Les clichés ont la vie dure : Au 21e siècle, le Fouta se drape encore des habits de l’histoire. Les us et coutumes d’hier conservent toute leur prégnance. A la ville comme en campagne, les divisions sociales reposant sur la division de la société en trois classes principales, les nobles ou «Rimbés», les «Gnenbés» (bijoutiers, tisserands, etc.) et les captifs ou «Maccubé», restent une réalité incontournable. Situés tout au bas de la hiérarchie sociale, les «Maccubé» constituent ainsi une caste à part dans la société pulaar. Ces «esclaves», comme on les appelle, vivent au sein de la communauté sans pour autant bénéficier de son estime. Ainsi devaient-ils effectuer les travaux les plus durs au profit de leurs «maîtres». Captifs de père en fil et de mère en fille, ces «Maccubé» ne jouissent que de peu de considération. L’évolution des mentalités et l’émancipation économique n’ont pas totalement réussi à bouleverser cet ordre.
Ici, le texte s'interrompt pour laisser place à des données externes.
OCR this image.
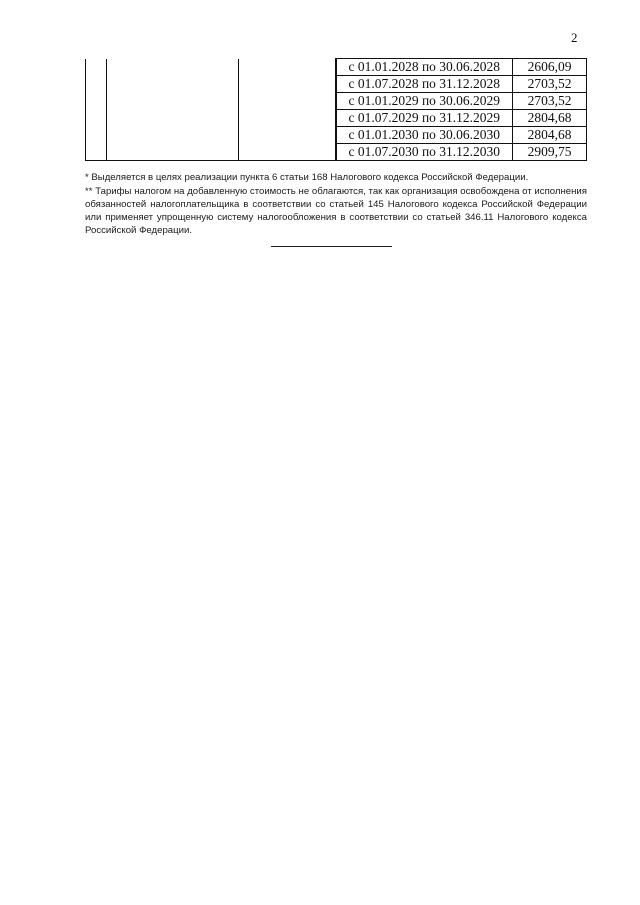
2
			с 01.01.2028 по 30.06.2028	2606,09
			с 01.07.2028 по 31.12.2028	2703,52
			с 01.01.2029 по 30.06.2029	2703,52
			с 01.07.2029 по 31.12.2029	2804,68
			с 01.01.2030 по 30.06.2030	2804,68
			с 01.07.2030 по 31.12.2030	2909,75

* Выделяется в целях реализации пункта 6 статьи 168 Налогового кодекса Российской Федерации.

** Тарифы налогом на добавленную стоимость не облагаются, так как организация освобождена от исполнения обязанностей налогоплательщика в соответствии со статьей 145 Налогового кодекса Российской Федерации или применяет упрощенную систему налогообложения в соответствии со статьей 346.11 Налогового кодекса Российской Федерации.
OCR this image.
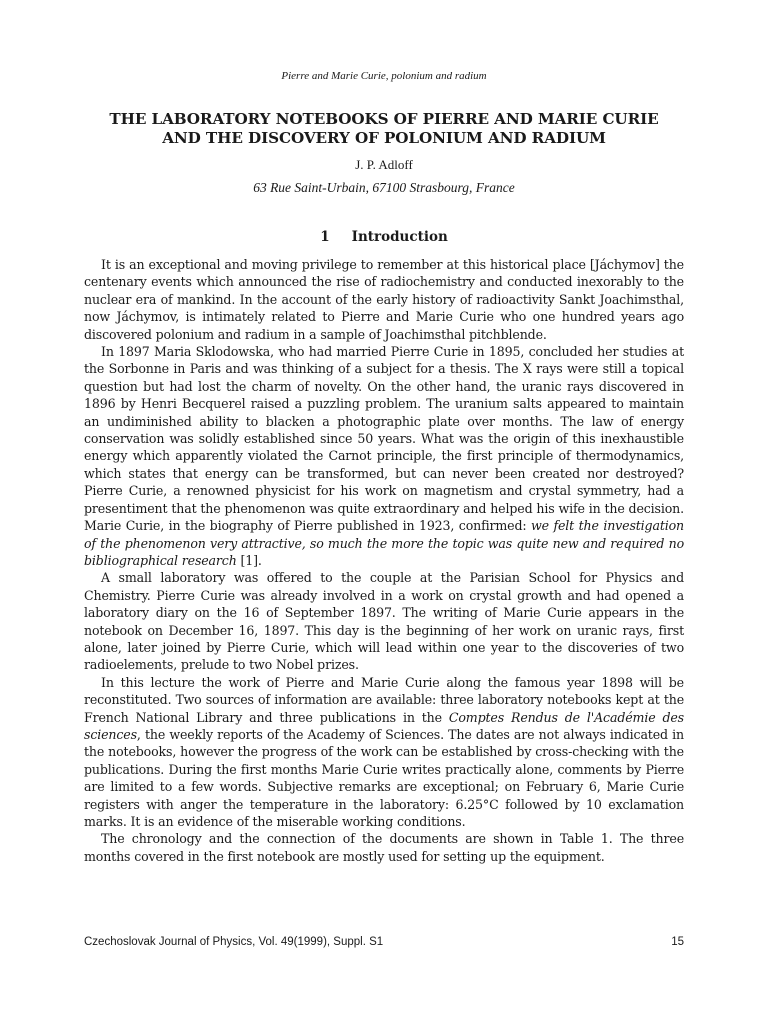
Pierre and Marie Curie, polonium and radium
THE LABORATORY NOTEBOOKS OF PIERRE AND MARIE CURIE
AND THE DISCOVERY OF POLONIUM AND RADIUM
J. P. Adloff
63 Rue Saint-Urbain, 67100 Strasbourg, France
1 Introduction

It is an exceptional and moving privilege to remember at this historical place [Jáchymov] the centenary events which announced the rise of radiochemistry and conducted inexorably to the nuclear era of mankind. In the account of the early history of radioactivity Sankt Joachimsthal, now Jáchymov, is intimately related to Pierre and Marie Curie who one hundred years ago discovered polonium and radium in a sample of Joachimsthal pitchblende.

In 1897 Maria Sklodowska, who had married Pierre Curie in 1895, concluded her studies at the Sorbonne in Paris and was thinking of a subject for a thesis. The X rays were still a topical question but had lost the charm of novelty. On the other hand, the uranic rays discovered in 1896 by Henri Becquerel raised a puzzling problem. The uranium salts appeared to maintain an undiminished ability to blacken a photographic plate over months. The law of energy conservation was solidly established since 50 years. What was the origin of this inexhaustible energy which apparently violated the Carnot principle, the first principle of thermodynamics, which states that energy can be transformed, but can never been created nor destroyed? Pierre Curie, a renowned physicist for his work on magnetism and crystal symmetry, had a presentiment that the phenomenon was quite extraordinary and helped his wife in the decision. Marie Curie, in the biography of Pierre published in 1923, confirmed: we felt the investigation of the phenomenon very attractive, so much the more the topic was quite new and required no bibliographical research [1].

A small laboratory was offered to the couple at the Parisian School for Physics and Chemistry. Pierre Curie was already involved in a work on crystal growth and had opened a laboratory diary on the 16 of September 1897. The writing of Marie Curie appears in the notebook on December 16, 1897. This day is the beginning of her work on uranic rays, first alone, later joined by Pierre Curie, which will lead within one year to the discoveries of two radioelements, prelude to two Nobel prizes.

In this lecture the work of Pierre and Marie Curie along the famous year 1898 will be reconstituted. Two sources of information are available: three laboratory notebooks kept at the French National Library and three publications in the Comptes Rendus de l'Académie des sciences, the weekly reports of the Academy of Sciences. The dates are not always indicated in the notebooks, however the progress of the work can be established by cross-checking with the publications. During the first months Marie Curie writes practically alone, comments by Pierre are limited to a few words. Subjective remarks are exceptional; on February 6, Marie Curie registers with anger the temperature in the laboratory: 6.25°C followed by 10 exclamation marks. It is an evidence of the miserable working conditions.

The chronology and the connection of the documents are shown in Table 1. The three months covered in the first notebook are mostly used for setting up the equipment.

Czechoslovak Journal of Physics, Vol. 49(1999), Suppl. S1	15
Ce dossier a été réalisé en collaboration avec Article 19, le Hcr et l’Unesco.
«Les esclaves étaient jadis caractérisés par l’humilité complète que nulle besogne ne savait rebuter. Car le contrat social qui les régissait alors en faisait stricto sensu des biens soumis au bon plaisir de leurs maîtres.» Cette définition de la condition des «Maccubé» (esclaves) fournie par des historiens reflète assez bien la situation dans laquelle vivait cette classe sociale. Victimes de stigmatisations et de vexations, les «Maccubé» étaient corvéables à souhait. Rougui est une femme d’une trentaine d’années. Originaire d’un village du Dande Mayo, elle se souvient encore des usages en cours dans sa famille qui est d’origine «torodo». «Avant, quand un membre de la famille revenait au village, les esclaves de la famille étaient obligés de s’acquitter de la corvée d’eau et de cuisine pendant trois jours.» Pour justifier cette situation, elle ajoute : «Mon grand-père avait acheté leur grand-mère pour en faire une nounou. Il avait payé un pagne tissé.» Ces exemples pullulent dans les esprits de nombreux ressortissants de la région de Matam.
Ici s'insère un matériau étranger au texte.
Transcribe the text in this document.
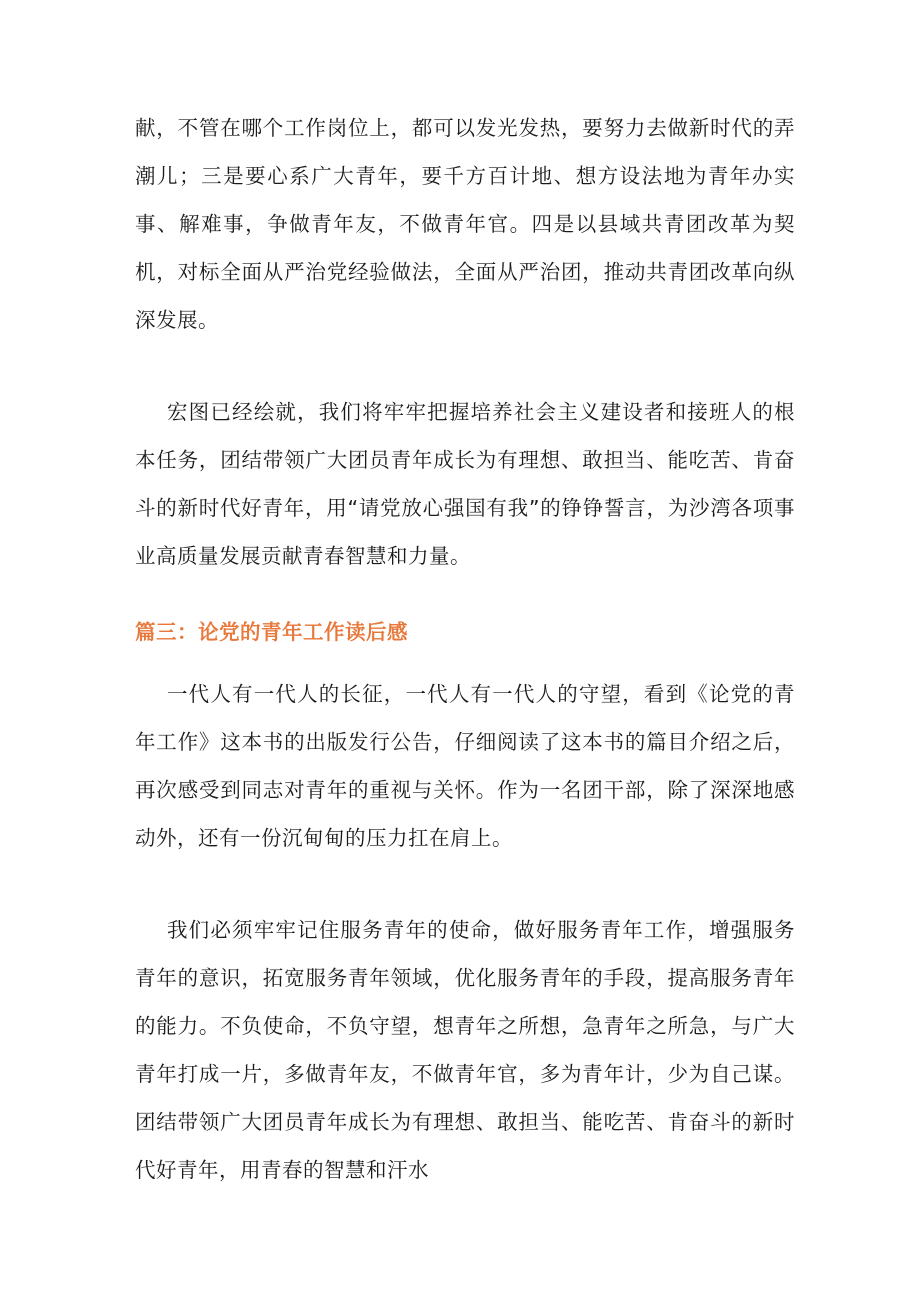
献，不管在哪个工作岗位上，都可以发光发热，要努力去做新时代的弄潮儿；三是要心系广大青年，要千方百计地、想方设法地为青年办实事、解难事，争做青年友，不做青年官。四是以县域共青团改革为契机，对标全面从严治党经验做法，全面从严治团，推动共青团改革向纵深发展。

宏图已经绘就，我们将牢牢把握培养社会主义建设者和接班人的根本任务，团结带领广大团员青年成长为有理想、敢担当、能吃苦、肯奋斗的新时代好青年，用“请党放心强国有我”的铮铮誓言，为沙湾各项事业高质量发展贡献青春智慧和力量。

篇三：论党的青年工作读后感

一代人有一代人的长征，一代人有一代人的守望，看到《论党的青年工作》这本书的出版发行公告，仔细阅读了这本书的篇目介绍之后，再次感受到同志对青年的重视与关怀。作为一名团干部，除了深深地感动外，还有一份沉甸甸的压力扛在肩上。

我们必须牢牢记住服务青年的使命，做好服务青年工作，增强服务青年的意识，拓宽服务青年领域，优化服务青年的手段，提高服务青年的能力。不负使命，不负守望，想青年之所想，急青年之所急，与广大青年打成一片，多做青年友，不做青年官，多为青年计，少为自己谋。团结带领广大团员青年成长为有理想、敢担当、能吃苦、肯奋斗的新时代好青年，用青春的智慧和汗水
L’école, l’émigration et l’ouverture au monde extérieur ont peu à peu bouleversé ces pratiques. En surface du moins. Puisque les préjugés ont la vie dure et maintiennent les barrières sociales. Les «Jihabés» comme on les appelle accèdent difficilement à des postes de responsabilités. Les mandats électifs leur sont également interdits dans la mesure où les autres membres de la société n’acceptent pas de se faire gouverner par des gens dits «inférieurs». Ce sont ces mentalités qui sont les germes des conflits latents dans l’espace, et qui quelque fois explosent. C’est ce qui s’est passé à Diattar dans le département de Podor. Là-bas, deux communautés se sont affrontées avec au finish des blessés graves, des maisons saccagées et des personnes traduites devant la justice. Si pour les «Torodos» l’histoire tient à la prétention des castes «Galunkobés» de refuser cette appellation pour revendiquer celle de «sebbés», pour l’autre partie, il s’agit ni plus ni moins d’une question d’ambitions. Ndiaye Diallo, un jeune de la localité qui a accepté d’évoquer le sujet contrairement à l’autre camp qui a choisi de ne pas s’exprimer, explique que l’histoire tient au désir d’un membre de la classe des «Torodos» (nobles), «qui ne pouvait pas accéder à la chefferie parce que ne faisant pas partie de la branche régnante».
L’histoire de caste évoquée ne serait ainsi qu’une tentative de rabaisser une partie de la communauté et de la priver de sa représentativité. Un conflit qui est allé très loin puisqu’à un moment, les deux communautés ont vécu totalement séparées. «On avait même arrêté de fréquenter leur mosquée», révèle M. Diallo. Mais aujourd’hui, la situation s’est améliorée et la réconciliation est en cours entre jeunes du village. Malgré tout, les frustrations n’ont pas totalement disparu. «Il y a eu des gens qui ont été gravement blessés durant ces évènements, et pourtant il n’y a pas eu de peines d’emprisonnement et les amendes ont été très faibles», se désole le jeune homme.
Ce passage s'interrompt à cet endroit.